- Location of Sheldon, Missouri
- Coordinates: 37°39′30″N 94°17′45″W﻿ / ﻿37.65833°N 94.29583°W
- Country: United States
- State: Missouri
- County: Vernon

Area
- • Total: 0.53 sq mi (1.36 km^{2})
- • Land: 0.53 sq mi (1.36 km^{2})
- • Water: 0 sq mi (0.00 km^{2})
- Elevation: 912 ft (278 m)

Population (2020)
- • Total: 435
- • Density: 828.2/sq mi (319.78/km^{2})
- Time zone: UTC-6 (Central (CST))
- • Summer (DST): UTC-5 (CDT)
- ZIP code: 64784
- Area code: 417
- FIPS code: 29-67214
- GNIS feature ID: 2395869

= Sheldon, Missouri =

City in Vernon County, Missouri, United States

Sheldon is a city in southern Vernon County, Missouri, United States. As of the 2020 census, Sheldon had a population of 435.
==History==
Sheldon was platted in 1881 when the railroad was extended to that point. The city was named for Sheldon A. Wright (or Wight), the owner of the town site. A post office has been in operation at Sheldon since 1881.

==Geography==
Sheldon is located in south-central Vernon County one mile north of the Vernon-Barton county line. It is on Missouri Route B one mile east of US Route 71. Lamar is ten miles to the south and Nevada is eleven miles to the north along Route 71.

According to the United States Census Bureau, the city has a total area of 0.53 sqmi, all land.

==Demographics==

Historical population
| Census | Pop. | Note | %± |
| 1890 | 396 |  | — |
| 1900 | 474 |  | 19.7% |
| 1910 | 528 |  | 11.4% |
| 1920 | 544 |  | 3.0% |
| 1930 | 456 |  | −16.2% |
| 1940 | 463 |  | 1.5% |
| 1950 | 427 |  | −7.8% |
| 1960 | 434 |  | 1.6% |
| 1970 | 498 |  | 14.7% |
| 1980 | 491 |  | −1.4% |
| 1990 | 464 |  | −5.5% |
| 2000 | 529 |  | 14.0% |
| 2010 | 543 |  | 2.6% |
| 2020 | 435 |  | −19.9% |
U.S. Decennial Census

===2010 census===
As of the census of 2010, there were 543 people, 208 households, and 128 families living in the city. The population density was 1024.5 PD/sqmi. There were 238 housing units at an average density of 449.1 /sqmi. The racial makeup of the city was 94.3% White, 0.2% African American, 0.9% Native American, 1.3% from other races, and 3.3% from two or more races. Hispanic or Latino of any race were 6.8% of the population.

There were 208 households, of which 34.6% had children under the age of 18 living with them, 41.3% were married couples living together, 13.9% had a female householder with no husband present, 6.3% had a male householder with no wife present, and 38.5% were non-families. 30.3% of all households were made up of individuals, and 12.9% had someone living alone who was 65 years of age or older. The average household size was 2.61 and the average family size was 3.25.

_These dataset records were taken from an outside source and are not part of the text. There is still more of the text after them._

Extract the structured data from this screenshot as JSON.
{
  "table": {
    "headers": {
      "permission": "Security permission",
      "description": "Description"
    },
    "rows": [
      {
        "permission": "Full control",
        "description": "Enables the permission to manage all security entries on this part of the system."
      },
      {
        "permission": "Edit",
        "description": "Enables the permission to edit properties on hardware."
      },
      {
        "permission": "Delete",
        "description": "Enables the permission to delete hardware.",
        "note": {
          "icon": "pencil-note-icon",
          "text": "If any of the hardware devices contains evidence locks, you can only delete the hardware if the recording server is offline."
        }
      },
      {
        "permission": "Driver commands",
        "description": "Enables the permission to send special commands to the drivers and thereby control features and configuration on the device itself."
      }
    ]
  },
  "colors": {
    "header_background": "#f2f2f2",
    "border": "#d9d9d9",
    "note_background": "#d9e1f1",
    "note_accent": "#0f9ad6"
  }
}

The median age in the city was 33.8 years. 27.1% of residents were under the age of 18; 10.2% were between the ages of 18 and 24; 26.3% were from 25 to 44; 23.9% were from 45 to 64; and 12.3% were 65 years of age or older. The gender makeup of the city was 48.4% male and 51.6% female.

===2000 census===
As of the census of 2000, there were 529 people, 209 households, and 146 families living in the city. The population density was 1,034.9 PD/sqmi. There were 232 housing units at an average density of 453.9 /sqmi. The racial makeup of the city was 99.24% White, 0.19% Native American, 0.19% Pacific Islander, and 0.38% from two or more races.

There were 209 households, out of which 31.1% had children under the age of 18 living with them, 58.9% were married couples living together, 9.1% had a female householder with no husband present, and 30.1% were non-families. 26.3% of all households were made up of individuals, and 13.9% had someone living alone who was 65 years of age or older. The average household size was 2.49 and the average family size was 3.03.

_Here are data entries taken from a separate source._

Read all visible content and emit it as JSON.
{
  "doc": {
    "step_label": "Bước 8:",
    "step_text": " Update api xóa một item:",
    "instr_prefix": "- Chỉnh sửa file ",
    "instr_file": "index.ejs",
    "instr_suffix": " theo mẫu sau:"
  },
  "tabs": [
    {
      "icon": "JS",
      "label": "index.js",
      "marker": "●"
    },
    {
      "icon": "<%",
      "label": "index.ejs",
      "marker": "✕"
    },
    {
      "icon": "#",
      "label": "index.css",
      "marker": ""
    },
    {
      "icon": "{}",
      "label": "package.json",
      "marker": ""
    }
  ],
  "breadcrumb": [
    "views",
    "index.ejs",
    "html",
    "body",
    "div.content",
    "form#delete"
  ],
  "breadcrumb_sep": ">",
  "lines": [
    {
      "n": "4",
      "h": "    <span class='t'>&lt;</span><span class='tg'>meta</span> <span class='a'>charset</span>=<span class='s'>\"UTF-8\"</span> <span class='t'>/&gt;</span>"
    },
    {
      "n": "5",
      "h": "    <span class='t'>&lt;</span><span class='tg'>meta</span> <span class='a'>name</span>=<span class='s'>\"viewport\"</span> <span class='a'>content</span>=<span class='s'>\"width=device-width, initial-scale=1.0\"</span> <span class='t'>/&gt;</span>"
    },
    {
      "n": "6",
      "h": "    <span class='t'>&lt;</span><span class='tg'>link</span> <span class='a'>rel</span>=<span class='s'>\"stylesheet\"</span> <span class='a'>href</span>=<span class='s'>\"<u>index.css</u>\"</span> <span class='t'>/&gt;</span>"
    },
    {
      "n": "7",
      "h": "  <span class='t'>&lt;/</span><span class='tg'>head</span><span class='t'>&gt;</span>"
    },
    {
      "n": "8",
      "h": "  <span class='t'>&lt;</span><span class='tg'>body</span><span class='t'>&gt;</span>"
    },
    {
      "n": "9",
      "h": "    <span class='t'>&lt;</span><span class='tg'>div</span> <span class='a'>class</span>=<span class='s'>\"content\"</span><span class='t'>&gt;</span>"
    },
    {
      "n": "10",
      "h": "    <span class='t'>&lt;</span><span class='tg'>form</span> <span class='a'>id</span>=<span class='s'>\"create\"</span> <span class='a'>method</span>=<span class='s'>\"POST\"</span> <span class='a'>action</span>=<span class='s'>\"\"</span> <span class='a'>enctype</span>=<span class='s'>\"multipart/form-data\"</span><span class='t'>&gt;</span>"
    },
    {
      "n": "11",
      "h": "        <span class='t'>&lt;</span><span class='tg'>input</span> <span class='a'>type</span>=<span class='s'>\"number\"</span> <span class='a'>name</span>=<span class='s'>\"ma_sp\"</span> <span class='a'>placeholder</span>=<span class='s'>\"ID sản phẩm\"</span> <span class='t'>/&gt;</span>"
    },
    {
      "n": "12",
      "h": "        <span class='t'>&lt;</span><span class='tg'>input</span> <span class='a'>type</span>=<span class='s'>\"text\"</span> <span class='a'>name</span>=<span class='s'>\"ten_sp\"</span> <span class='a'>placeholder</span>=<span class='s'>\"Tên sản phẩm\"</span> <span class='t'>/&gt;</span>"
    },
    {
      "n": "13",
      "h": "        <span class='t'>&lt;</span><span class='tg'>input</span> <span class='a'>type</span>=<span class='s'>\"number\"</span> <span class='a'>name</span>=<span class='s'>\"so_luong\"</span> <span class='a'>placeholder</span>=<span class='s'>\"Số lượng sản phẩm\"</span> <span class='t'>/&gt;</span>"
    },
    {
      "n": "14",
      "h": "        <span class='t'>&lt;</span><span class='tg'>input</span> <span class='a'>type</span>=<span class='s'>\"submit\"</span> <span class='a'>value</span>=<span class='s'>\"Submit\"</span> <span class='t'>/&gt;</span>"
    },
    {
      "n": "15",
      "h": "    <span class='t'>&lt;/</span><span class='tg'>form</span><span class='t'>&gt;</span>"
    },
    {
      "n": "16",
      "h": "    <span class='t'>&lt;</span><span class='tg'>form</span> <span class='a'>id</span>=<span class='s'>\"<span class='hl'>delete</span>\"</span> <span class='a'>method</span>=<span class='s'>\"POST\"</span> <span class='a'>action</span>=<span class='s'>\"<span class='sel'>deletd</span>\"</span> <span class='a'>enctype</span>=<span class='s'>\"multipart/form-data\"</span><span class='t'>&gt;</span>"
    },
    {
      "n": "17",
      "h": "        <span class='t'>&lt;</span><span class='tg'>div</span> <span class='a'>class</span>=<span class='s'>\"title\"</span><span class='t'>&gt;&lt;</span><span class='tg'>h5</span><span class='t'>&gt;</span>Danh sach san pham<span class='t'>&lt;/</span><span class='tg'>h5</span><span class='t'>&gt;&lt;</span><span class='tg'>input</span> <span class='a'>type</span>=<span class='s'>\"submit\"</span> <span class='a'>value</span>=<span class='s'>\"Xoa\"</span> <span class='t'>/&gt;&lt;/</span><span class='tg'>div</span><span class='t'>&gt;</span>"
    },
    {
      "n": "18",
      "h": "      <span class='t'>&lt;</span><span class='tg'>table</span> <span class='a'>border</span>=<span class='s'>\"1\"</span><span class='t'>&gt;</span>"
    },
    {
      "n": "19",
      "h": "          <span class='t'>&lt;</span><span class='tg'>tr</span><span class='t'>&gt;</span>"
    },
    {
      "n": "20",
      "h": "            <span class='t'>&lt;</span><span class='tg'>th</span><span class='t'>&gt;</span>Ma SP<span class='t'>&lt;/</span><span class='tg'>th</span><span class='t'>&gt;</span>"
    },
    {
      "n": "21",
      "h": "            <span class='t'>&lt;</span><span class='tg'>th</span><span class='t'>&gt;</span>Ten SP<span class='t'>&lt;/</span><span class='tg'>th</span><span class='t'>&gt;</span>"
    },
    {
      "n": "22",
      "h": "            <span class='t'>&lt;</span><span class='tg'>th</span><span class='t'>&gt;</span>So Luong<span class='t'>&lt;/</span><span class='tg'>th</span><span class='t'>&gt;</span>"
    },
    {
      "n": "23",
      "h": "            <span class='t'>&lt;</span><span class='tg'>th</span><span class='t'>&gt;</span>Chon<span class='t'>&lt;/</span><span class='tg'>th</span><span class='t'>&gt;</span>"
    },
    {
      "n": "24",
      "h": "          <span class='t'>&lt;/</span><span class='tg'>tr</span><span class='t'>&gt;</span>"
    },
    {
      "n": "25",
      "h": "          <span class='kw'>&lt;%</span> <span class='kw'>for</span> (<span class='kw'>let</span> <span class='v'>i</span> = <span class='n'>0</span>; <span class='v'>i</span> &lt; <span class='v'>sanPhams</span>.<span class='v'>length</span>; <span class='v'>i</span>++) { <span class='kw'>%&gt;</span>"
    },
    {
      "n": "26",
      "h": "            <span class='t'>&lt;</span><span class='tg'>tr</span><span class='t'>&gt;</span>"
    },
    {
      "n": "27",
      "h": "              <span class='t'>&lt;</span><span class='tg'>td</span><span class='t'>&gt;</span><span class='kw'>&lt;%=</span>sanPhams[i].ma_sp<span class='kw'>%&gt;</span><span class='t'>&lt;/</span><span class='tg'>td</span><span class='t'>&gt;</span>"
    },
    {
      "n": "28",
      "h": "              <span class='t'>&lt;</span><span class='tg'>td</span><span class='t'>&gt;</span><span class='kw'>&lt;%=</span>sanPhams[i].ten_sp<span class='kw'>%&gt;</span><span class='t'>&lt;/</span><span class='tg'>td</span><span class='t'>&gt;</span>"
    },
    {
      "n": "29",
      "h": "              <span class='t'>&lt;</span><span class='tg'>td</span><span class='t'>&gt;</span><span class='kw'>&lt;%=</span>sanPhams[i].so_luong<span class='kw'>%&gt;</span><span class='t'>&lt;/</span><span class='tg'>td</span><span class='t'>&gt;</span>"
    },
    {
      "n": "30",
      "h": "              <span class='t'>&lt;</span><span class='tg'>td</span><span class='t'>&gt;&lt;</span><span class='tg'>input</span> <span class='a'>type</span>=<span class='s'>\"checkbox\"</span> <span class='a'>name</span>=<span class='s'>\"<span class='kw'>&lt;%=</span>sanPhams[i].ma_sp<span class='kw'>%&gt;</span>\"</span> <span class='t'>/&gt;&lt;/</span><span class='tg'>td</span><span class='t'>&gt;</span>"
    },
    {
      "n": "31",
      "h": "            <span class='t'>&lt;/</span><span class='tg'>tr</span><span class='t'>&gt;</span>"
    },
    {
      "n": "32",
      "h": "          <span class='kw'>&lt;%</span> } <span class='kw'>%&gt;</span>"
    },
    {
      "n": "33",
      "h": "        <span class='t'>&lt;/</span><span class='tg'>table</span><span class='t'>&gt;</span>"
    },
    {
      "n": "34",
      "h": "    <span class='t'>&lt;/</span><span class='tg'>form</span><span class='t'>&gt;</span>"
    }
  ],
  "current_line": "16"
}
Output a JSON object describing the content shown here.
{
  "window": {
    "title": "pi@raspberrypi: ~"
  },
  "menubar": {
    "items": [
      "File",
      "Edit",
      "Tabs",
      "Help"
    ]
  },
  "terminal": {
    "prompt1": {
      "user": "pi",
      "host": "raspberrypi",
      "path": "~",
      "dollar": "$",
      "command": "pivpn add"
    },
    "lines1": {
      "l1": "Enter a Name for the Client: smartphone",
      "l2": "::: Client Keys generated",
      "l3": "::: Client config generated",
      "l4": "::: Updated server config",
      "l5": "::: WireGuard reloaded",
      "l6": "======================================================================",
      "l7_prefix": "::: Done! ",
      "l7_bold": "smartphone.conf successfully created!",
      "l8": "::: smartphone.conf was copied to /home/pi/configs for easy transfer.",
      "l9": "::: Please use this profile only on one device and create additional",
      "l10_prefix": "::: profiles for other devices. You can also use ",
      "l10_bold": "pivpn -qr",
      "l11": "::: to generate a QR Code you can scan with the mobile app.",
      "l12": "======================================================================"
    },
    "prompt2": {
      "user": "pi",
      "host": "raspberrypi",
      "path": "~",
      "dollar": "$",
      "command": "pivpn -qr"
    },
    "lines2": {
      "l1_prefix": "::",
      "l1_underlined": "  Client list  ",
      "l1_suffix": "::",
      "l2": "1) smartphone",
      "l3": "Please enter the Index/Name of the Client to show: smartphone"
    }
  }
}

In the city, the population was spread out, with 26.7% under the age of 18, 8.3% from 18 to 24, 27.8% from 25 to 44, 19.3% from 45 to 64, and 18.0% who were 65 years of age or older. The median age was 38 years. For every 100 females there were 81.2 males. For every 100 females age 18 and over, there were 85.6 males.

The median income for a household in the city was $28,125, and the median income for a family was $34,286. Males had a median income of $22,404 versus $18,750 for females. The per capita income for the city was $13,664. About 6.2% of families and 13.4% of the population were below the poverty line, including 19.7% of those under age 18 and 11.9% of those age 65 or over.

==Education==
Public education in Sheldon is administered by Sheldon R-VIII School District.

Sheldon has a public library, the Sheldon City Library.